In my quest for evidence and I found some from a reliable source: a childhood friend. She’s the only non-family person left in my life from those times. She didn’t know the half of went on. I couldn’t tell her. It was too sad to say and best “forgotten”. Anyway, I rang her “please tell me some things you remember about what happened to me growing up?” I pleaded. She obliged (thank you thank you thank you!!!!). Without prompting she told me things that I had doubted to be true e.g. the knives in the living room incident. The relief flooded over me! I’m not mad, or maybe I am, but not in a making it up way.

When I’d told the counsellor about the knives in the living room I’d guessed I must have been 14 or 15. And I had said “that can’t be true. Surely something like that never happened? Someone would have done something!”. But here it was: evidence. And, in fact, it had occurred much younger than my guess. It had happened and if that had happened then it’s quite likely that the other stuff happened too. I appear to have gone off point – why does diagnosis matter?

It’s not because I want a label although I actually think a label would be really helpful here! No, it’s because I want someone, a proper grown up with qualifications and authority to say “I believe you”. To say this was a real thing and that I am actually ill and that it’s ok if everyone else pretends like it never happened because I’m right. It did. The two facts are intrinsically linked: the abuse/neglect must have been bad enough to cause c-PTSD AND to the c-PTSD was caused by abuse/neglect. It must have happened and been ‘bad enough’. So if I can just get a diagnosis it gives me a bit more evidence. It gives me a little strength when I need to address me family. I’m not deluded – you are.

Honestly? I don’t think I’ll ever get a diagnosis. I’m just not ill enough. I’d probably have to make repeated suicide attempts to get anywhere near a psychologist and I’m not going to do that. For my children. I will not put them through that.

I guess the future holds uncertainty and doubt without diagnosis but if I ever get one I’ll let you know.

***LATER***

By chance I found my letter from the IAPT summing up my assessment: PHQ-9 score = 22. GAD-7 score = 17. I didn’t know what this mean so I looked it up. This is the meaning taken straight from the NHS IAPT Data Handbook (link below).

The PHQ-9 Scale (NHS) is used to find out if a patient has depression. A score of 10 merits a depression diagnosis. So I guess at 22 my depression is severe. Well, that answers that question.

0 – 4 None

5 – 9 Mild

10 – 14 Moderate

15 – 19 Moderately Severe

20 – 27 Severe

And what of the GAD-7? So that looks for anxiety using the following cut-off points:

0 – 4 None

5 – 10 Mild Anxiety

11 – 15 Moderate Anxiety

15 – 21 Severe anxiety

Right.
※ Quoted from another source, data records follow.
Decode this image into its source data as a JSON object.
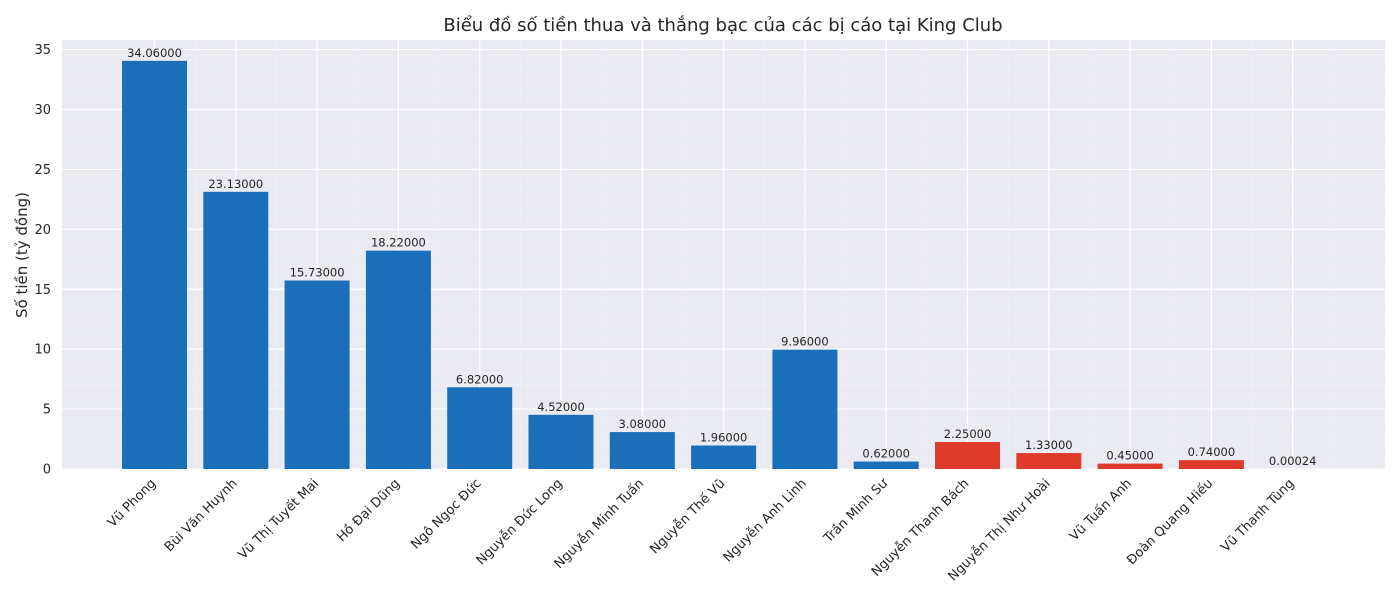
{
  "chart_data": {
    "type": "bar",
    "title": "Biểu đồ số tiền thua và thắng bạc của các bị cáo tại King Club",
    "xlabel": "",
    "ylabel": "Số tiền (tỷ đồng)",
    "ylim": [
      0,
      35.8
    ],
    "yticks": [
      0,
      5,
      10,
      15,
      20,
      25,
      30,
      35
    ],
    "grid": true,
    "categories": [
      "Vũ Phong",
      "Bùi Văn Huynh",
      "Vũ Thị Tuyết Mai",
      "Hồ Đại Dũng",
      "Ngô Ngọc Đức",
      "Nguyễn Đức Long",
      "Nguyễn Minh Tuấn",
      "Nguyễn Thế Vũ",
      "Nguyễn Anh Linh",
      "Trần Minh Sư",
      "Nguyễn Thanh Bách",
      "Nguyễn Thị Như Hoài",
      "Vũ Tuấn Anh",
      "Đoàn Quang Hiếu",
      "Vũ Thanh Tùng"
    ],
    "values": [
      34.06,
      23.13,
      15.73,
      18.22,
      6.82,
      4.52,
      3.08,
      1.96,
      9.96,
      0.62,
      2.25,
      1.33,
      0.45,
      0.74,
      0.00024
    ],
    "value_labels": [
      "34.06000",
      "23.13000",
      "15.73000",
      "18.22000",
      "6.82000",
      "4.52000",
      "3.08000",
      "1.96000",
      "9.96000",
      "0.62000",
      "2.25000",
      "1.33000",
      "0.45000",
      "0.74000",
      "0.00024"
    ],
    "bar_colors": [
      "#1a6fb8",
      "#1a6fb8",
      "#1a6fb8",
      "#1a6fb8",
      "#1a6fb8",
      "#1a6fb8",
      "#1a6fb8",
      "#1a6fb8",
      "#1a6fb8",
      "#1a6fb8",
      "#e03a2a",
      "#e03a2a",
      "#e03a2a",
      "#e03a2a",
      "#e03a2a"
    ]
  },
  "colors": {
    "loss_bar": "#1a6fb8",
    "win_bar": "#e03a2a",
    "plot_background": "#eaeaf2",
    "grid": "#ffffff"
  }
}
So I have severe anxiety too? Why am I only just finding this out be googling and researching myself?!?! I mean, I know it’s severe because I feel it but this is what I mean – EVIDENCE!
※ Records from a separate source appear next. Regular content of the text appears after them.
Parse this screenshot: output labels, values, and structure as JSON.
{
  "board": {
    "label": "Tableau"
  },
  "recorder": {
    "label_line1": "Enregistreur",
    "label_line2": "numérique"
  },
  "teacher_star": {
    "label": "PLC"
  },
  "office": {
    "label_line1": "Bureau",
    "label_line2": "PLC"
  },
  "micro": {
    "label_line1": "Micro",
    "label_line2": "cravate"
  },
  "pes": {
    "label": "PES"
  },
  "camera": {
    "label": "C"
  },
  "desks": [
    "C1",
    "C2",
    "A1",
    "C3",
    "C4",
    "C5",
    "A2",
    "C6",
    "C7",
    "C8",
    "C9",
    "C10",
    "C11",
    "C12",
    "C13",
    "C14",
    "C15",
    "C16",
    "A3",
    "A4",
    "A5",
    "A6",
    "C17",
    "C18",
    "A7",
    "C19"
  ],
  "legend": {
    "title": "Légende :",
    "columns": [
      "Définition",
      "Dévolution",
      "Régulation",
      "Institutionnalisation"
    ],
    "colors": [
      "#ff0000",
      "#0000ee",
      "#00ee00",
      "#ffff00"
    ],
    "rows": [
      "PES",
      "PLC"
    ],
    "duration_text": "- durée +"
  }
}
The final useful piece of information I gleamed from the NHS IAPT Data Handbook (p.25) was about diagnosis:

“It is common for people with several different disorders to score highly on both the PHQ-9 and GAD7 (e.g. Depression, Social Phobia, PTSD, OCD). However, the treatments for these disorders are significantly different and therefore making a differential provisional diagnosis is crucial to ensure that appropriate clinical care is provided. This should be part of a full person centred assessment (see above, and Appendix C for advice in arriving at a provisional diagnosis).”

Well, I reckon I qualify as scoring highly in both PHQ-9 and GAD-7 – where’s my diagnosis?! Apparently they look at certain answers to certain questions on the questionnaire. Is that it?! Diagnosis?! Keep wishing! Time to get the angry page out!